Nous sommes bien conscients des responsabilités qui sont les nôtres en tant que future frontière extérieure de l’UE car il nous faudra contrôler les flux d'immigration illégale provenant des Etats du Moyen Orient, de la Mer Caspienne et de l’Asie Centrale. Par conséquent, nous accordons une attention tout à fait particulière à la gestion efficace et systématique des frontières orientales de la Roumanie, y compris par des investissements importants dans l'infrastructure aux frontières et dans la formation du personnel afférent.

La Roumanie peut apporter à l’Union l'expertise d’un pays qui entretient des rapports amicaux avec les Etats arabes, un aspect non négligeable pour la politique étrangère et de sécurité commune, compte tenu du fait que les principaux risques pour la paix, la sécurité et stabilité internationale, y compris du continent européen, proviennent du dialogue insuffisant entre l’Occident et la civilisation arabo-musulmane.

L’adhésion de la Roumanie et de la Bulgarie à l’UE et l’achèvement du cinquième élargissement de l’UE marque un grand pas en avant vers l’unité politique du continent européen.  En tant que futur membre de l’Union européenne, la Roumanie se propose d’apporter une contribution significative au renforcement et à l’approfondissement du projet européen.
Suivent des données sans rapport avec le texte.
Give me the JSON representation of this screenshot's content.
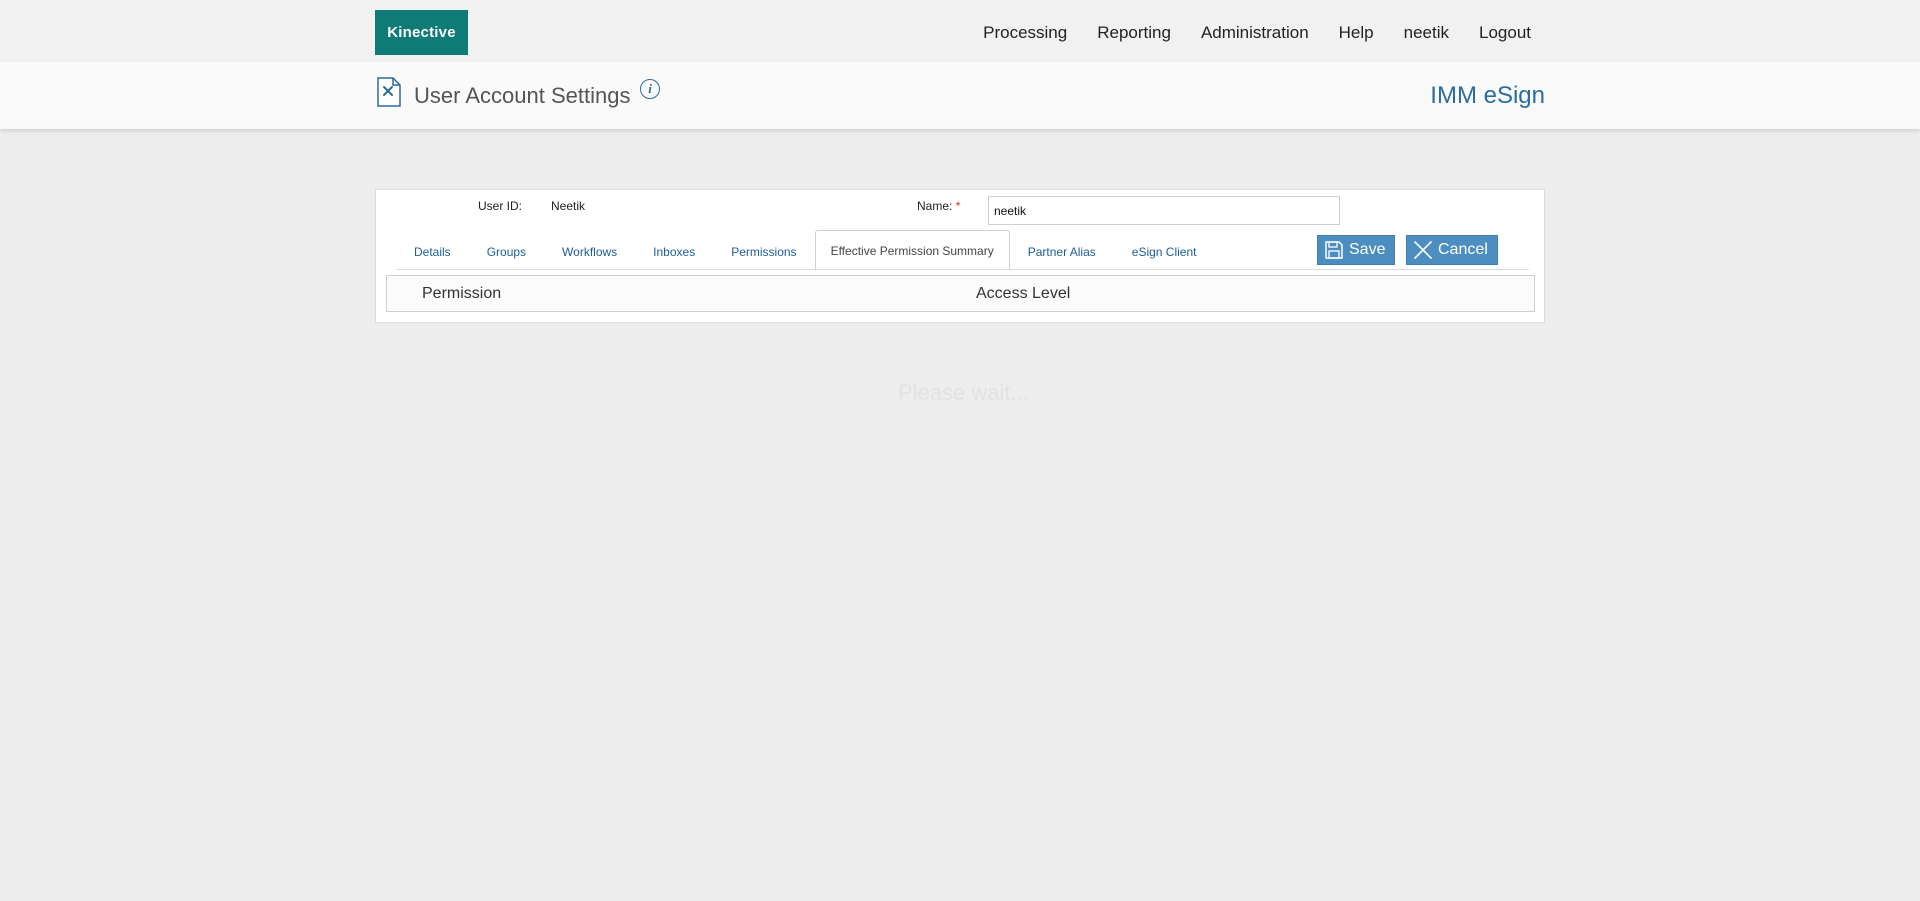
{
  "brand": {
    "logo_text": "Kinective"
  },
  "nav": {
    "items": [
      "Processing",
      "Reporting",
      "Administration",
      "Help",
      "neetik",
      "Logout"
    ]
  },
  "header": {
    "title": "User Account Settings",
    "product": "IMM eSign"
  },
  "form": {
    "user_id_label": "User ID:",
    "user_id_value": "Neetik",
    "name_label": "Name:",
    "required_mark": "*",
    "name_value": "neetik"
  },
  "tabs": [
    {
      "label": "Details"
    },
    {
      "label": "Groups"
    },
    {
      "label": "Workflows"
    },
    {
      "label": "Inboxes"
    },
    {
      "label": "Permissions"
    },
    {
      "label": "Effective Permission Summary",
      "active": true
    },
    {
      "label": "Partner Alias"
    },
    {
      "label": "eSign Client"
    }
  ],
  "actions": {
    "save_label": "Save",
    "cancel_label": "Cancel"
  },
  "table": {
    "columns": [
      "Permission",
      "Access Level"
    ]
  },
  "overlay": {
    "text": "Please wait..."
  },
  "colors": {
    "brand": "#0e7b77",
    "link": "#1e5d96",
    "button": "#4d8ec1",
    "required": "#d42a2a"
  }
}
La Roumanie est favorable à une "Europe puissance", qui ne se résumerait pas à une simple zone de libre échange et soutient fermement l’idée d’une "Europe de la défense", qui serait complémentaire à la dimension transatlantique de la sécurité européenne.
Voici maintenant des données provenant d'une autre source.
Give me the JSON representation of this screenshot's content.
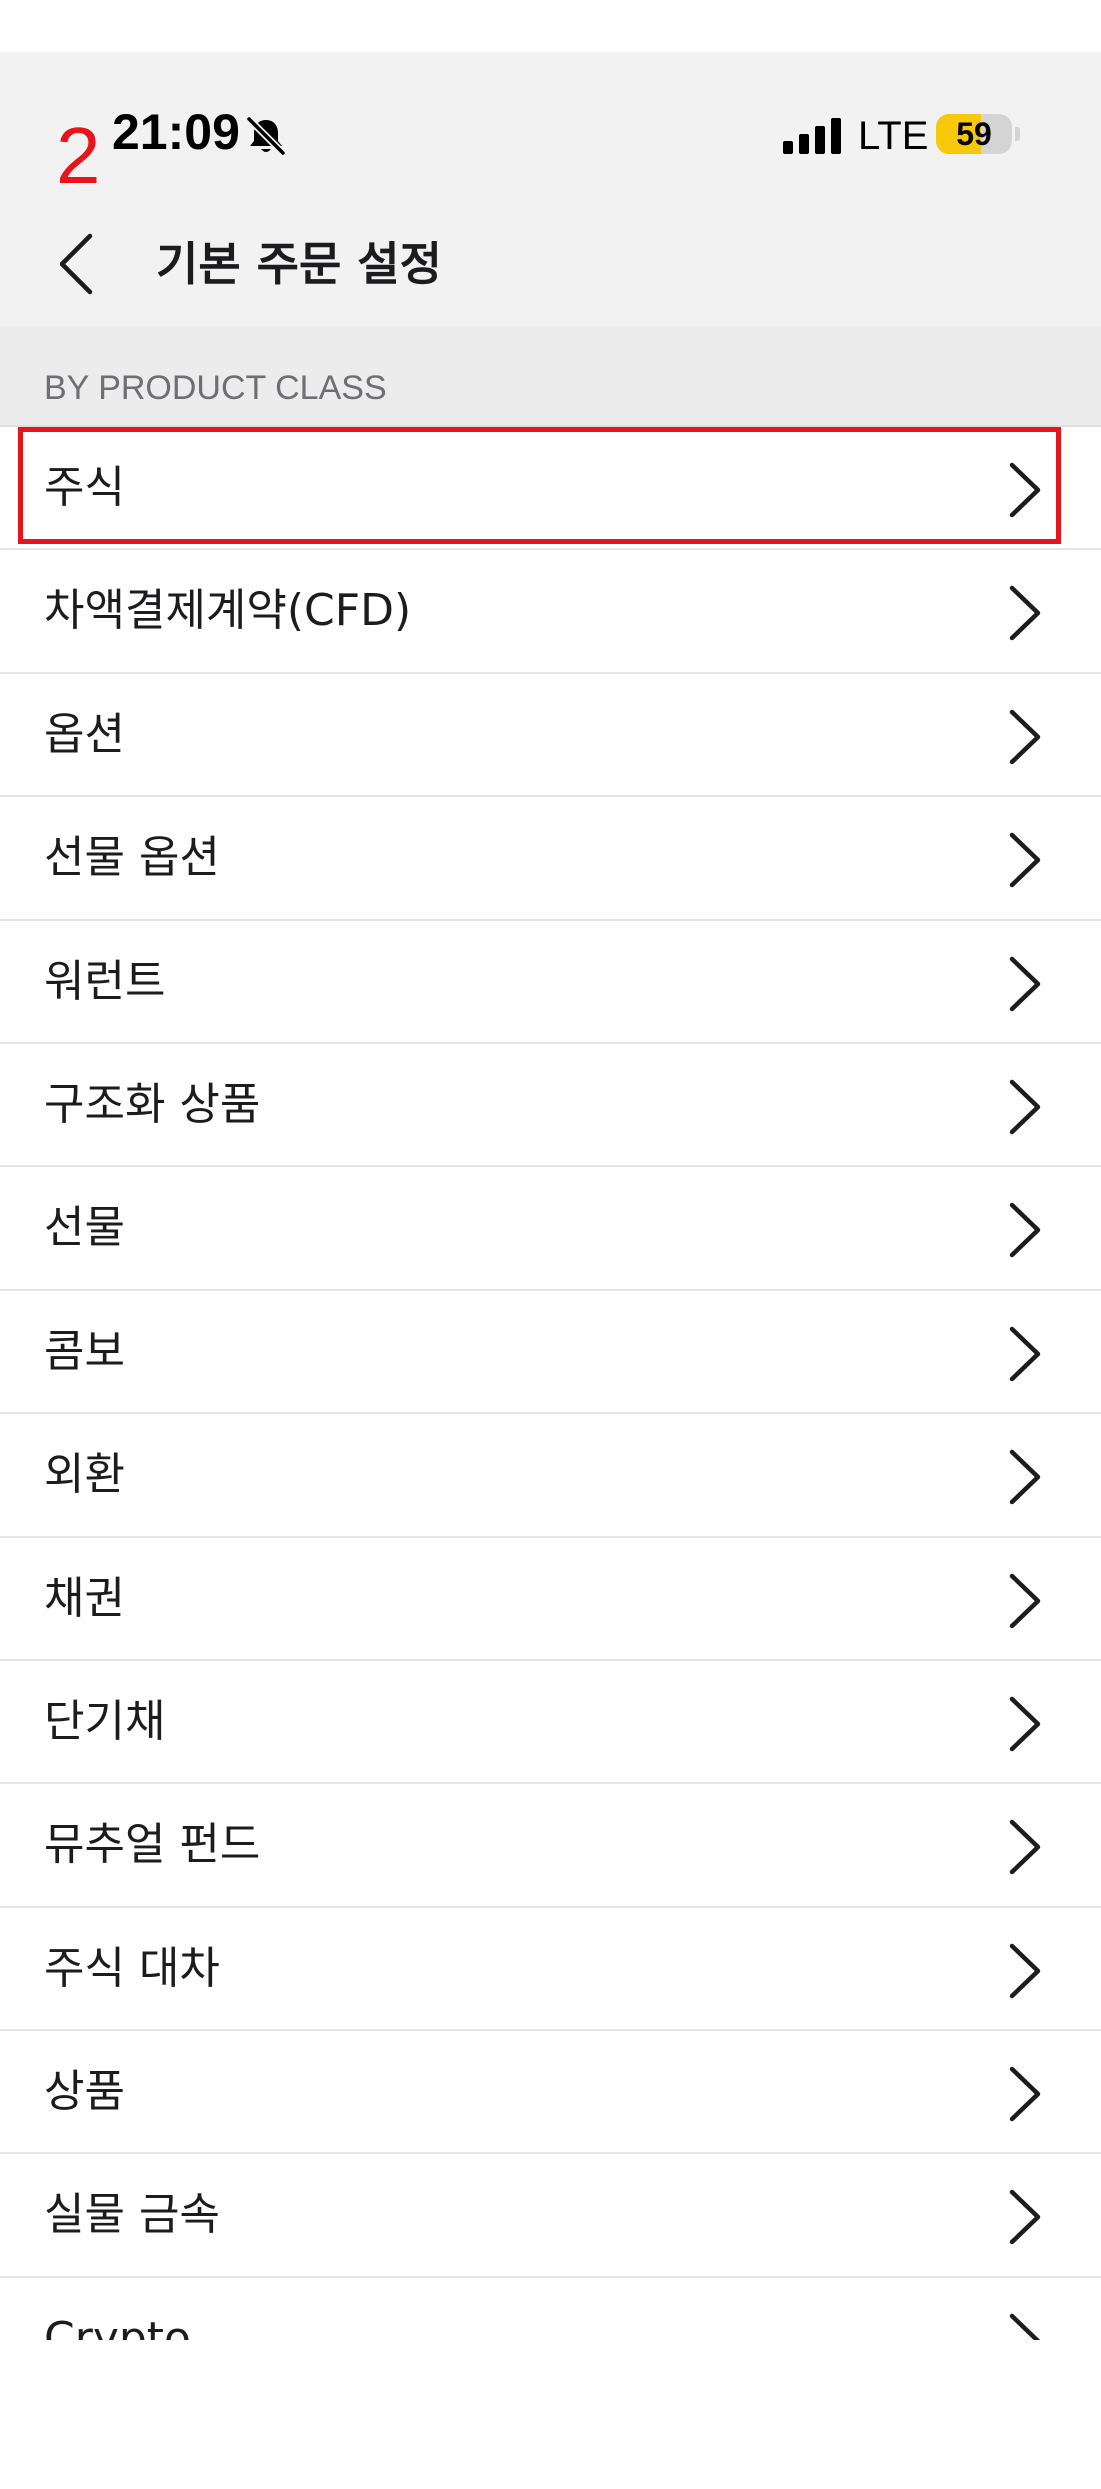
{
  "annotation": {
    "step_number": "2",
    "color": "#e8141c"
  },
  "status_bar": {
    "time": "21:09",
    "bell_icon": "bell-slash-icon",
    "signal_icon": "cellular-signal-icon",
    "network": "LTE",
    "battery_percent": "59",
    "battery_level": 0.59,
    "battery_color": "#f7c90a"
  },
  "nav": {
    "back_icon": "chevron-left-icon",
    "title": "기본 주문 설정"
  },
  "section": {
    "label": "BY PRODUCT CLASS"
  },
  "items": [
    {
      "label": "주식",
      "highlighted": true
    },
    {
      "label": "차액결제계약(CFD)"
    },
    {
      "label": "옵션"
    },
    {
      "label": "선물 옵션"
    },
    {
      "label": "워런트"
    },
    {
      "label": "구조화 상품"
    },
    {
      "label": "선물"
    },
    {
      "label": "콤보"
    },
    {
      "label": "외환"
    },
    {
      "label": "채권"
    },
    {
      "label": "단기채"
    },
    {
      "label": "뮤추얼 펀드"
    },
    {
      "label": "주식 대차"
    },
    {
      "label": "상품"
    },
    {
      "label": "실물 금속"
    },
    {
      "label": "Crypto"
    }
  ],
  "item_icon": "chevron-right-icon"
}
Nous sommes convaincus que notre future appartenance à la grande famille européenne, aussi bien que les rapports traditionnels entre la France et la Roumanie et la grande convergence des nos positions sur l’avenir de la construction communautaire pourront offrir des perspectives remarquables pour le renforcement de notre coopération, au bénéfice commun des Français et des Roumains. Dès à présent, la Roumanie se présente comme un allié important pour la France sur le volet militaire et de la sécurité, grâce à son statut de membre de l’OTAN et à sa contribution à la stabilité et sécurité de l’espace euro-atlantique. C'est également  un partenaire économique important.
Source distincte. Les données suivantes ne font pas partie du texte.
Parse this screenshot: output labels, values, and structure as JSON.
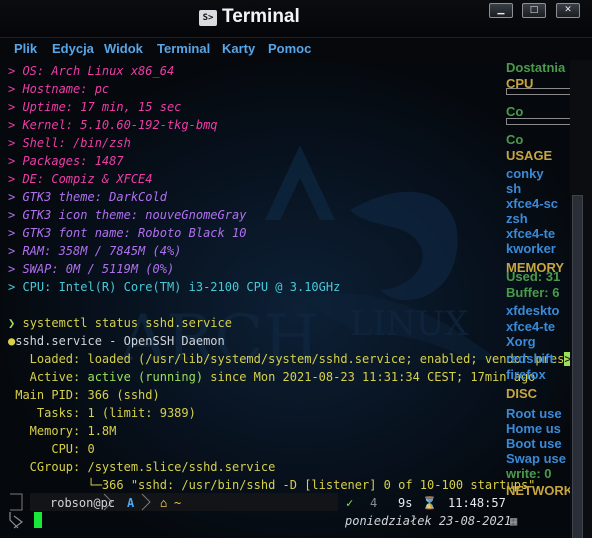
{
  "window": {
    "title": "Terminal",
    "icon": "terminal-icon",
    "icon_glyph": "S>",
    "controls": [
      "minimize-icon",
      "maximize-icon",
      "close-icon"
    ]
  },
  "menu": [
    "Plik",
    "Edycja",
    "Widok",
    "Terminal",
    "Karty",
    "Pomoc"
  ],
  "sysinfo": [
    "> OS: Arch Linux x86_64",
    "> Hostname: pc",
    "> Uptime: 17 min, 15 sec",
    "> Kernel: 5.10.60-192-tkg-bmq",
    "> Shell: /bin/zsh",
    "> Packages: 1487",
    "> DE: Compiz & XFCE4",
    "> GTK3 theme: DarkCold",
    "> GTK3 icon theme: nouveGnomeGray",
    "> GTK3 font name: Roboto Black 10",
    "> RAM: 358M / 7845M (4%)",
    "> SWAP: 0M / 5119M (0%)",
    "> CPU: Intel(R) Core(TM) i3-2100 CPU @ 3.10GHz"
  ],
  "command": {
    "prompt": "❯",
    "text": "systemctl status sshd.service"
  },
  "service": {
    "bullet": "●",
    "header": "sshd.service - OpenSSH Daemon",
    "loaded_label": "   Loaded:",
    "loaded_value": " loaded (/usr/lib/systemd/system/sshd.service; enabled; vendor pres",
    "overflow_marker": ">",
    "active_label": "   Active:",
    "active_state": " active (running)",
    "active_since": " since Mon 2021-08-23 11:31:34 CEST; 17min ago",
    "mainpid_label": " Main PID:",
    "mainpid_value": " 366 (sshd)",
    "tasks_label": "    Tasks:",
    "tasks_value": " 1 (limit: 9389)",
    "memory_label": "   Memory:",
    "memory_value": " 1.8M",
    "cpu_label": "      CPU:",
    "cpu_value": " 0",
    "cgroup_label": "   CGroup:",
    "cgroup_value": " /system.slice/sshd.service",
    "cgroup_child": "           └─366 \"sshd: /usr/bin/sshd -D [listener] 0 of 10-100 startups\""
  },
  "prompt_bar": {
    "user": "robson@pc",
    "arch_glyph": "A",
    "home_glyph": "~",
    "check": "✓",
    "jobs": "4",
    "duration": "9s",
    "hourglass": "⌛",
    "time": "11:48:57",
    "date": "poniedziałek 23-08-2021",
    "input_prompt": ">",
    "status_color": "#9be05a"
  },
  "conky": {
    "lines": [
      {
        "text": "Dostatnia",
        "kind": "green"
      },
      {
        "text": "CPU",
        "kind": "header"
      },
      {
        "text": "Co",
        "kind": "green"
      },
      {
        "text": "Co",
        "kind": "green"
      },
      {
        "text": "USAGE",
        "kind": "header"
      },
      {
        "text": "conky",
        "kind": "blue"
      },
      {
        "text": "sh",
        "kind": "blue"
      },
      {
        "text": "xfce4-sc",
        "kind": "blue"
      },
      {
        "text": "zsh",
        "kind": "blue"
      },
      {
        "text": "xfce4-te",
        "kind": "blue"
      },
      {
        "text": "kworker",
        "kind": "blue"
      },
      {
        "text": "MEMORY",
        "kind": "header"
      },
      {
        "text": "Used: 31",
        "kind": "green"
      },
      {
        "text": "Buffer: 6",
        "kind": "green"
      },
      {
        "text": "xfdeskto",
        "kind": "blue"
      },
      {
        "text": "xfce4-te",
        "kind": "blue"
      },
      {
        "text": "Xorg",
        "kind": "blue"
      },
      {
        "text": "redshift",
        "kind": "blue"
      },
      {
        "text": "firefox",
        "kind": "blue"
      },
      {
        "text": "DISC",
        "kind": "header"
      },
      {
        "text": "Root use",
        "kind": "blue"
      },
      {
        "text": "Home us",
        "kind": "blue"
      },
      {
        "text": "Boot use",
        "kind": "blue"
      },
      {
        "text": "Swap use",
        "kind": "blue"
      },
      {
        "text": "write: 0",
        "kind": "green"
      },
      {
        "text": "NETWORK",
        "kind": "header"
      }
    ]
  },
  "colors": {
    "info": "#ee3ca7",
    "info_highlight": "#b070f0",
    "accent": "#48c9d6",
    "value": "#d7d04a",
    "menu": "#56a6e8"
  }
}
En outre, la Roumanie représente pour la France un vrai pôle de latinité et un partenaire privilégié au sein du mouvement francophone international, le plus important, d’ailleurs, en Europe centrale et orientale.

Je souhaiterais conclure en citant les mots du Président de la Roumanie, qui affirmait  récemment  que la Roumanie serait "l'agréable surprise " de l’UE à 27.